In North India, where I live, I grew up with sharbats made with rose, khus, hibiscus, mint, lemon, bael, raw mango or kachcha aam, phalsa, sattu, ilmi or tamarind, gur, badam, sandalwood, amla, kewra, ginger and many other things. In summer months sharbats were served during festive occasions, religious ceremonies and to house guests apart from their daily use in homes. These specially made serbats helped to combat the merciless heat of Northern Indian Summer.
In other regions also Sharbats were part of the daily cuisine among other beverages.
Gur ka ghol or gur ka sharbat may not sound fancy but it is delicious taste and has tremendous benefits in terms of keeping the body cool, purifying blood and helping in the digestion. It also helps to ward off dehydration. In rural areas Gur ka ghol was served to anyone who came home from sweltering heat of summer. Gur and water was given separately also. The tradition still continues in many areas but now the commercial drinks are taking over slowly replacing the traditional ones which is a sad thing.
The gur sharbat we drank was prepared with grated jaggery dissolved in water and spiked with black rock salt, lime and mint.
The closest thing to it I found in Old Delhi’s Mohalla Pahadi Imli in chawari bazaar’s chitli Qabar area. The guy makes fantastic gur ka thanda sharbat.
Here we will be making Panakam, a variant of our North Indian Sharbat. Panakam is made in South India during Ram Navmi and is an important Naivedyam. It is not just a summer cooler but it also brings down the body’s heat and stimulates the digestive system. A traditional remedy to prevent dehydration and heat strokes.
Each ingredient in this drink has a purpose and usually it should not be replaced with anything else.
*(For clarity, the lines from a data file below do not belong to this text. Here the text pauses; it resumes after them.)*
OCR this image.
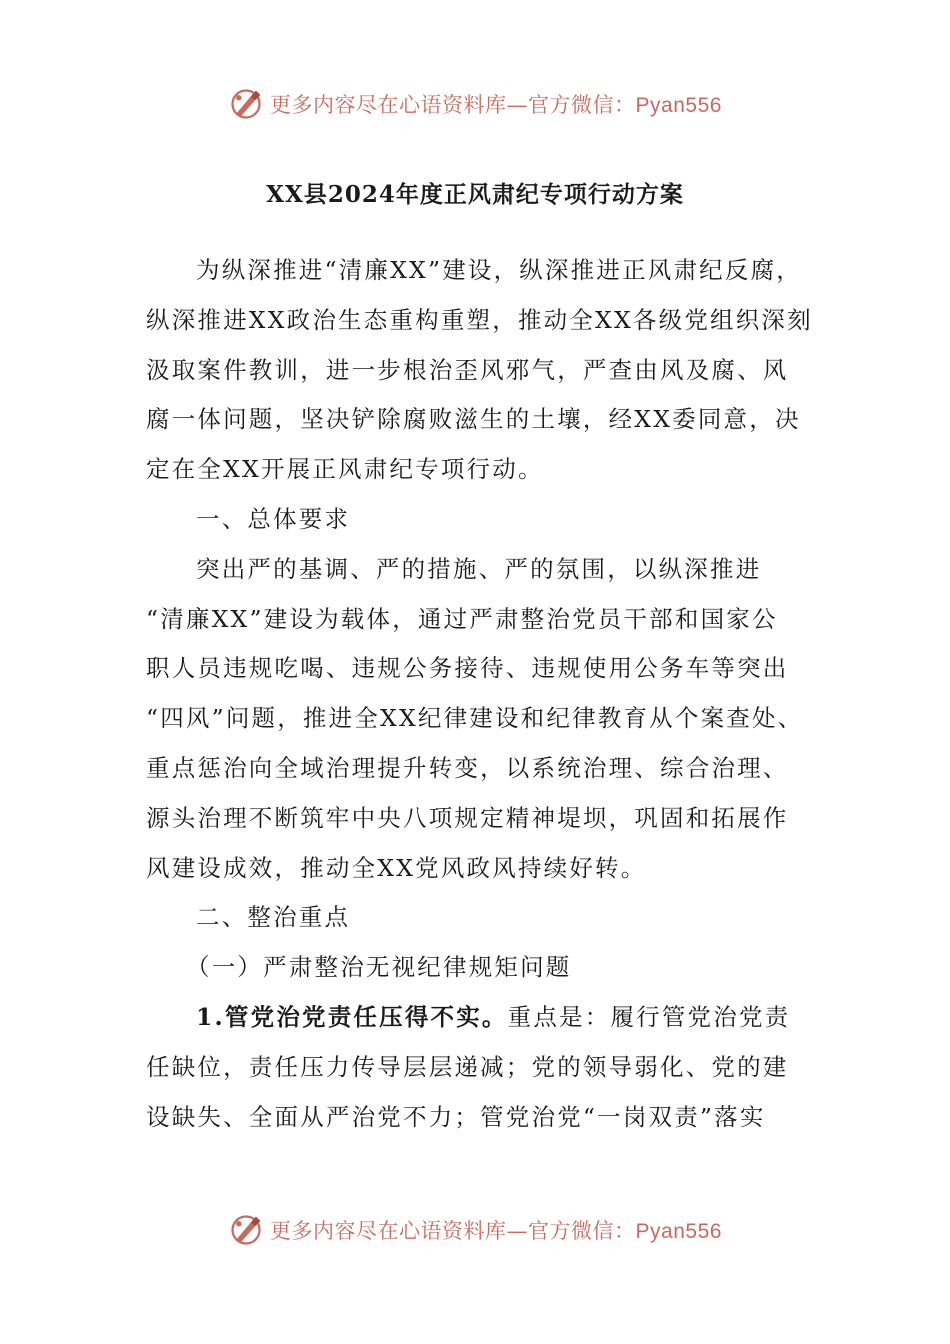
更多内容尽在心语资料库—官方微信：Pyan556
XX县2024年度正风肃纪专项行动方案
为纵深推进“清廉XX”建设，纵深推进正风肃纪反腐，
纵深推进XX政治生态重构重塑，推动全XX各级党组织深刻
汲取案件教训，进一步根治歪风邪气，严查由风及腐、风
腐一体问题，坚决铲除腐败滋生的土壤，经XX委同意，决
定在全XX开展正风肃纪专项行动。
一、总体要求
突出严的基调、严的措施、严的氛围，以纵深推进
“清廉XX”建设为载体，通过严肃整治党员干部和国家公
职人员违规吃喝、违规公务接待、违规使用公务车等突出
“四风”问题，推进全XX纪律建设和纪律教育从个案查处、
重点惩治向全域治理提升转变，以系统治理、综合治理、
源头治理不断筑牢中央八项规定精神堤坝，巩固和拓展作
风建设成效，推动全XX党风政风持续好转。
二、整治重点
（一）严肃整治无视纪律规矩问题
1.管党治党责任压得不实。重点是：履行管党治党责
任缺位，责任压力传导层层递减；党的领导弱化、党的建
设缺失、全面从严治党不力；管党治党“一岗双责”落实
更多内容尽在心语资料库—官方微信：Pyan556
You can call it an ayurvedic energy booster.
Panakam / Paanakkam
Jaggery Powder or Grated Jaggery – 3 heaped table spoons
Dry Ginger powder – 1 teaspoon (You can use fresh ginger juice too)
Freshly crushed black peppercorns- 1/2 teaspoon
Green Cardamom – 3-4 crushed
Holy Basil or Tulsi leaves – 2-3
Salt –a pinch
Water – 2 Cups
Lemon (Optional) – 2-3 wheels slightly muddled
Dissolve Jaggery powder or grated Jaggery in half cup of tepid water. I use tepid water to quicken the dissolving process.
Let it set for 15-20 minutes.
Crush dry ginger ( sonth) ( if using whole), black peppercorns ( kali mirch) and green cardamom ( choti elaichi)
Once the jaggery dissolves completely, strain the liquid through a fine mesh to remove all impurities.
In a pitcher add rest of the water. Add the jaggery liquid, crushed spice mix, salt and a teaspoon of lemon juice if using.
Stir properly and refrigerate. The flavours from the spices will slowly get infused in the sharbat.
Take it out just before serving and add lots of ice chunks or cubes.
You can either strain the sharbat or serve it as it is.
Garnish with lemon wheel, Tulsi leaf and green cardamom pods.
This needs to be served chilled.
- Adjust the sweetness with the quantity of jaggery. The sweetness will depend o nthe quality of gur used. Always prefer untreated, chemical free jaggery.
- You can add edible Kamphur too to make it taste like the original panakkum. I don’t prefer it.
- The amount of water used will determine the taste. Adjust spices, sweetness etc according to that.
- Always strain the jaggery liquid so no impurities remain.
- Pepper gives it a unique taste but do not over spice. Use in moderation.